本を読む時間がどんどん少なくなっている。iPhoneで常時ネットに接続できるから、ツイッターやフェイスブックで暇つぶしができて、せわしなくいつも誰かとつながって誰かの賞賛を求めてしまう。そのくせひとりになりたいと思っている矛盾。
小説を書くことを生業にしているわたしがこんな状態だから、本を読まないという人に対して、本を読めと言うことができない。ああ、分かるよと言うことならできる。
だからこそ、小説を読んでいる人を見るとはっとする。小説を読んでいる人は、美しい孤独の中にいる。

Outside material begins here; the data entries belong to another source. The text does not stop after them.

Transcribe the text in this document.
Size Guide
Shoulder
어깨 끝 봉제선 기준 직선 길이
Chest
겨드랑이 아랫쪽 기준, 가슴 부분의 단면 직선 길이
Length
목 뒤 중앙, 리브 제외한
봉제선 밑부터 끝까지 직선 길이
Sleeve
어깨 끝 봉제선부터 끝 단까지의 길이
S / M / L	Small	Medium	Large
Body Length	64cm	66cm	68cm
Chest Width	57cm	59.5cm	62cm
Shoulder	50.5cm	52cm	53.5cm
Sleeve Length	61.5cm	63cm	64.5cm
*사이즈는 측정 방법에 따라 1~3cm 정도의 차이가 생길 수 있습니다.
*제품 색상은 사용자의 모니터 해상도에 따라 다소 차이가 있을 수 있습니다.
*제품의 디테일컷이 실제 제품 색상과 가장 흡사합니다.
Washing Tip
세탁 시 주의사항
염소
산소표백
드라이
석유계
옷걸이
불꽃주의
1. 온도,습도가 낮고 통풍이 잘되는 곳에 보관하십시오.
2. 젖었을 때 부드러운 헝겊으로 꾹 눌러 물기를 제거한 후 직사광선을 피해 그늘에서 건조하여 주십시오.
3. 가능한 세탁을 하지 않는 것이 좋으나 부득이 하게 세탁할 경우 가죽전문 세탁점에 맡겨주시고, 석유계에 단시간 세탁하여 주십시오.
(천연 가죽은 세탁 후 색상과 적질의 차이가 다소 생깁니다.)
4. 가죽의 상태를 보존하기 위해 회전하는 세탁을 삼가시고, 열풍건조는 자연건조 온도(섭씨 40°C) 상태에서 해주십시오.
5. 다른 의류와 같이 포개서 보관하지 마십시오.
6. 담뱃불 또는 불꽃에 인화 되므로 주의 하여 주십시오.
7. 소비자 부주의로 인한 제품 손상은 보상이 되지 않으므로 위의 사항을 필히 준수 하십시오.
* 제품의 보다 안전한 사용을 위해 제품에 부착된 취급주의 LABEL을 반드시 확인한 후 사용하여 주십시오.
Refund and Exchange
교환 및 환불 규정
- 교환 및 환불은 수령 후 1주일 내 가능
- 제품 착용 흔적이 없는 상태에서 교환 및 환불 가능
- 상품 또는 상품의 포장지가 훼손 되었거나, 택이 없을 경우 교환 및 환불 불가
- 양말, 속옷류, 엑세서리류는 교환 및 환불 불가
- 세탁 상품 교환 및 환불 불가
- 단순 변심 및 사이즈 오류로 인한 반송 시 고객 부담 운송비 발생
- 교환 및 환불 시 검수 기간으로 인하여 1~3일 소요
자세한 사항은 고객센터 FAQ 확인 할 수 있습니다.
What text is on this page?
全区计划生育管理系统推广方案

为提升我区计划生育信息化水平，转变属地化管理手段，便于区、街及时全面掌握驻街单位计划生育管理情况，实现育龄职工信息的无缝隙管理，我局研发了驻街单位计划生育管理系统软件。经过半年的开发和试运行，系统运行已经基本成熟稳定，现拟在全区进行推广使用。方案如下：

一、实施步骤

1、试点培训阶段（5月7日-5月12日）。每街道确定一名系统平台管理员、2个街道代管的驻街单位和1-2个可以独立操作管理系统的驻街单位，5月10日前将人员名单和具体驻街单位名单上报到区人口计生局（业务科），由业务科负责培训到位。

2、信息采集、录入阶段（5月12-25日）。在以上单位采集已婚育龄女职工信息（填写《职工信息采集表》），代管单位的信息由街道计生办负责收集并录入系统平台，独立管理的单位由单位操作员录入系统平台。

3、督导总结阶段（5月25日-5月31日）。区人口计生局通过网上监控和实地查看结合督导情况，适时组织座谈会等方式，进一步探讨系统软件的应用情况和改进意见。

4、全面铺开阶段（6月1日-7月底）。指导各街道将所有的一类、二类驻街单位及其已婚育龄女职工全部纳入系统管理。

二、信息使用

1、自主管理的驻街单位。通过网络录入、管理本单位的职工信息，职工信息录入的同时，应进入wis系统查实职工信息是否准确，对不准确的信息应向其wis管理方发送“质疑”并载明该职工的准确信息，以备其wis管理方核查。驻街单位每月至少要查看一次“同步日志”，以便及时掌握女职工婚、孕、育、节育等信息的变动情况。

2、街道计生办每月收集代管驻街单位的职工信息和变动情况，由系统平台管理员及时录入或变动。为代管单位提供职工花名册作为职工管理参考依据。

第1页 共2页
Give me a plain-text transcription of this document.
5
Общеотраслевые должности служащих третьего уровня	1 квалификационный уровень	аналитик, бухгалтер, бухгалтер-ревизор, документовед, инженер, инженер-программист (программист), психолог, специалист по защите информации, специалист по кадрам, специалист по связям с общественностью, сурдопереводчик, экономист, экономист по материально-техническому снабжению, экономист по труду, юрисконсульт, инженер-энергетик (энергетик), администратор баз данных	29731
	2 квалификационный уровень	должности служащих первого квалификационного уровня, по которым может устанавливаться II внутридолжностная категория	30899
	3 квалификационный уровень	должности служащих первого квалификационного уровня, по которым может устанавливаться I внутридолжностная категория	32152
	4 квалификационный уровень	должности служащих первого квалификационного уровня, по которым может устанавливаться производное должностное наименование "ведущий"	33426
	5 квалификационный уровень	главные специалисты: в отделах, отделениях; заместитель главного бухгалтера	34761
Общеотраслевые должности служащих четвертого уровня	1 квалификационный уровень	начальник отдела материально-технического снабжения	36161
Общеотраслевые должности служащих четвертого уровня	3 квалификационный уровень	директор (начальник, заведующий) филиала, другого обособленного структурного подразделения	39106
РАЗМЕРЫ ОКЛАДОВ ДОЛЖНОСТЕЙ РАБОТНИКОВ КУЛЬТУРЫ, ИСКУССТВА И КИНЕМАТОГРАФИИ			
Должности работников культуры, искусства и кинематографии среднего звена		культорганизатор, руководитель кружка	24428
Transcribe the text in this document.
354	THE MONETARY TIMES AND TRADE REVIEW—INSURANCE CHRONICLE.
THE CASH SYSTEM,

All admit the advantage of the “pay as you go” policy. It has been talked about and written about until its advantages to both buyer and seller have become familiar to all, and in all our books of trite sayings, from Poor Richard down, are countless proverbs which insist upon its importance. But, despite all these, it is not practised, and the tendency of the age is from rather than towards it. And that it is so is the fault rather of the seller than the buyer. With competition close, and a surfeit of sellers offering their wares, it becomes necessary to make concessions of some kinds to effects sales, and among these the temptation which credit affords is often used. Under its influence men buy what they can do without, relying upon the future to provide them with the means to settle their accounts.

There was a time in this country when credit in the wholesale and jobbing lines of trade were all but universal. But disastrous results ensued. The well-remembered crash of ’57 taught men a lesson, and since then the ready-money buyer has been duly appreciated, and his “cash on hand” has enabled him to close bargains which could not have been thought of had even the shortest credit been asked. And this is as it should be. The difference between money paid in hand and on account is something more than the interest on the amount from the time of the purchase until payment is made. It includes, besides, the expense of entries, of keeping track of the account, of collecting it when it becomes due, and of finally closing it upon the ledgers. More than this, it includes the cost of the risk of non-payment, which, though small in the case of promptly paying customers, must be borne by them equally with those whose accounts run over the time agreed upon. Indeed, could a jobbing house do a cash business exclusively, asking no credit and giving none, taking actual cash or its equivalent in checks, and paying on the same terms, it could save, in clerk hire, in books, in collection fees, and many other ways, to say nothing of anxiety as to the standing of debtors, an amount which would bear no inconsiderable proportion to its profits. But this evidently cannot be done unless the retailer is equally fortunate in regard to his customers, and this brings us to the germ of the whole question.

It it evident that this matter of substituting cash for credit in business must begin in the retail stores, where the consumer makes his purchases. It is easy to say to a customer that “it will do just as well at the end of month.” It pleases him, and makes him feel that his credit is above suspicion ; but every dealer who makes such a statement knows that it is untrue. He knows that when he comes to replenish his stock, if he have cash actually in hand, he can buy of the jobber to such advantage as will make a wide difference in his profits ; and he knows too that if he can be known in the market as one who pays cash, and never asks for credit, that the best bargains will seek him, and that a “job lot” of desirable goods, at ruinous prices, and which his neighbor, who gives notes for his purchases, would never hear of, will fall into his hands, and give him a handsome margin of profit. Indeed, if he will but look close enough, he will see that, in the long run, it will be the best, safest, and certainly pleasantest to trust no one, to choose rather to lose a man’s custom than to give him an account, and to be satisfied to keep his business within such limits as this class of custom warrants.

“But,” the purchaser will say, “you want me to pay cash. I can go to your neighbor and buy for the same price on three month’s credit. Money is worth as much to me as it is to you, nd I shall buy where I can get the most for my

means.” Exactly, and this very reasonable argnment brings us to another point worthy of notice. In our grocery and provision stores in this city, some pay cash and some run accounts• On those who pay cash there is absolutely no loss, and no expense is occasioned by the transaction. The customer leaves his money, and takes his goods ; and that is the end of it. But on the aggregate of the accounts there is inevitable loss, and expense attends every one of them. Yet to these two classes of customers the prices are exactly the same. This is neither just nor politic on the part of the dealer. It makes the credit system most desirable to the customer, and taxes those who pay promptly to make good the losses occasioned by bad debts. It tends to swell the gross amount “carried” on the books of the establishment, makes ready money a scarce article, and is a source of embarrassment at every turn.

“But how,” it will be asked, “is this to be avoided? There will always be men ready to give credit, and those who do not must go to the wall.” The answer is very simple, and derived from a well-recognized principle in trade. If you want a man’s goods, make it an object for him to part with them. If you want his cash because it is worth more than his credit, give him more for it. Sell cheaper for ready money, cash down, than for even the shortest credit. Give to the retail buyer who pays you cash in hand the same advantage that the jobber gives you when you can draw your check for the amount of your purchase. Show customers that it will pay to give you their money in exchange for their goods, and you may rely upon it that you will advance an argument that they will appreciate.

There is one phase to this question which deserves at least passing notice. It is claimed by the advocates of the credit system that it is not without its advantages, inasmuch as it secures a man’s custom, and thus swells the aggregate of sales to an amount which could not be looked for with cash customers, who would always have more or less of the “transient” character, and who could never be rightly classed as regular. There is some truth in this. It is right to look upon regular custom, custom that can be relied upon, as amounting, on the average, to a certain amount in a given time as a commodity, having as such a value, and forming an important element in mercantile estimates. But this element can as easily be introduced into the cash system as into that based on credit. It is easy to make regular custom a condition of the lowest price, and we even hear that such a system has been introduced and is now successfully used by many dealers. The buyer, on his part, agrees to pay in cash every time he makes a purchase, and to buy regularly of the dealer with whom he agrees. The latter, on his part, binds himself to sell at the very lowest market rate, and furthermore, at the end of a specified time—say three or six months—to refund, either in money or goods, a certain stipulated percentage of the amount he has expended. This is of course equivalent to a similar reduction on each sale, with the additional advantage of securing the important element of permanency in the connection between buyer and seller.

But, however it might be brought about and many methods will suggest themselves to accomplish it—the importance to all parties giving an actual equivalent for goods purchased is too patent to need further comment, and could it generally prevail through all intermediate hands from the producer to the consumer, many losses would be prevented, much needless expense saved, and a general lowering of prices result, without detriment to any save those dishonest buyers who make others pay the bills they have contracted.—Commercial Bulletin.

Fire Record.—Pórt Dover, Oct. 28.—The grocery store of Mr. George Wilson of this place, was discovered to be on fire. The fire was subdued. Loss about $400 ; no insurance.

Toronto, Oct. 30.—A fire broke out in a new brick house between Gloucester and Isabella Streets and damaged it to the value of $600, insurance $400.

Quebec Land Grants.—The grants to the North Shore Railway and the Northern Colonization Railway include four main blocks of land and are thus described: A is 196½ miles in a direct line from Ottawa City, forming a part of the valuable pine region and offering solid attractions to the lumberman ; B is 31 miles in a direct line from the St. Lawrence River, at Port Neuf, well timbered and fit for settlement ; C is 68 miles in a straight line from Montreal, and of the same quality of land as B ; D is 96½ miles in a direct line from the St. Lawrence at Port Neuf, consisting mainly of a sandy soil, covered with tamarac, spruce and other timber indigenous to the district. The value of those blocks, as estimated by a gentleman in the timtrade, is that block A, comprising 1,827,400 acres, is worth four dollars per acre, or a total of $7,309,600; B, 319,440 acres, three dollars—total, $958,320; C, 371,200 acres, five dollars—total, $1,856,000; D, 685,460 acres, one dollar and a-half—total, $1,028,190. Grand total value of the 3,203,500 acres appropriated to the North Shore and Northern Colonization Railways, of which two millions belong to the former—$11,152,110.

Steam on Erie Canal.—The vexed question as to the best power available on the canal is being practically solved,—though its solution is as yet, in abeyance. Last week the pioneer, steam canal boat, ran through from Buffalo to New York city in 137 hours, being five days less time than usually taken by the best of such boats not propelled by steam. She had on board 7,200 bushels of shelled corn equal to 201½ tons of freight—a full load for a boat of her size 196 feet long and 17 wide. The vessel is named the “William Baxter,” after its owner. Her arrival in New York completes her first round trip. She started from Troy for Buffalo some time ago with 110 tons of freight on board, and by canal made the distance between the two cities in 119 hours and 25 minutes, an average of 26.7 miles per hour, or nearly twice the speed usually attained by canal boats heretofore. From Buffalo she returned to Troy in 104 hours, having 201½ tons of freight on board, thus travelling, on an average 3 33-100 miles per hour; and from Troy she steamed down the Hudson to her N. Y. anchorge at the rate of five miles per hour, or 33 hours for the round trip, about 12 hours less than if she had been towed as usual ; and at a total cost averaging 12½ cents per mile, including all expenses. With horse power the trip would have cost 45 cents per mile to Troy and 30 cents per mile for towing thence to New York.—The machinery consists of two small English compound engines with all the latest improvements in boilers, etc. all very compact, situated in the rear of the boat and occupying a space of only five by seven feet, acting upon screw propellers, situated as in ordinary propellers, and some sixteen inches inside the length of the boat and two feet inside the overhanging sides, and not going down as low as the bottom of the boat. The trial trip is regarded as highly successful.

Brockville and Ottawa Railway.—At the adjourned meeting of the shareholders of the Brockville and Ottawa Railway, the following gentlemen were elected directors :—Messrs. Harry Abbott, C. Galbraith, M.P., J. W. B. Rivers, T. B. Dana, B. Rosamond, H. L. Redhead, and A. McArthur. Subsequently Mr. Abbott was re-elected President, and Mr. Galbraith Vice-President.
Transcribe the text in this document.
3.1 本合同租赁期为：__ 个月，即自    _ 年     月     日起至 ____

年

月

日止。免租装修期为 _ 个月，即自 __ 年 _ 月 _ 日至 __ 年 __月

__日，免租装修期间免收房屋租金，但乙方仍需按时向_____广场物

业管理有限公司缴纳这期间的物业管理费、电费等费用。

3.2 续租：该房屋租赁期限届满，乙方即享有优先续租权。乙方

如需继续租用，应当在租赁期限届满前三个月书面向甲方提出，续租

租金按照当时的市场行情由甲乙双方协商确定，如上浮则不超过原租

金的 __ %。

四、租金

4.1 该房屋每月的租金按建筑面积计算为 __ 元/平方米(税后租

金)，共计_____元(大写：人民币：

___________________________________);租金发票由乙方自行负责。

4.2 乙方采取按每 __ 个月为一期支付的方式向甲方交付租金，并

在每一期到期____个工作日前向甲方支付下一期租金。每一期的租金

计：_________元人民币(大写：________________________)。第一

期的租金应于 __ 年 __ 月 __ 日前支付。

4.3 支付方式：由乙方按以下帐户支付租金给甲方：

小説を読むということは、いまここにある世界とつながることをきっぱりと拒否し、ひとりで静かに未知の世界を歩いていくことだ。それをわたしは美しい孤独の中にいる、と感じる。いつも鞄の中に小説を入れている人は、大げさなことを言えば、時にはひとりで生きることを引き受けている人なのだと思う。美しい人だと感じる。
たったひとりで、新しい世界の扉を開け、未知の人たちの中へ飛び込んでいく。小説を読むのはそういうことだと思う。だから、しばらく読まないでいると億劫になって腰が重くなるし、忙しいとわざわざ新しいところに行きたくなくなるし、つらいことがあると扉を開ける気力がなくなる。でも、扉を開けると、今まで見えなかったものが見えたりする。
久しぶりに「月と六ペンス」に行った。
小説を愛する人が小説を読みに来る美しいカフェ。
店主のこだわりと美学でこの空間が作られている。
背筋が伸びて、本に没頭できる、大好きな場所。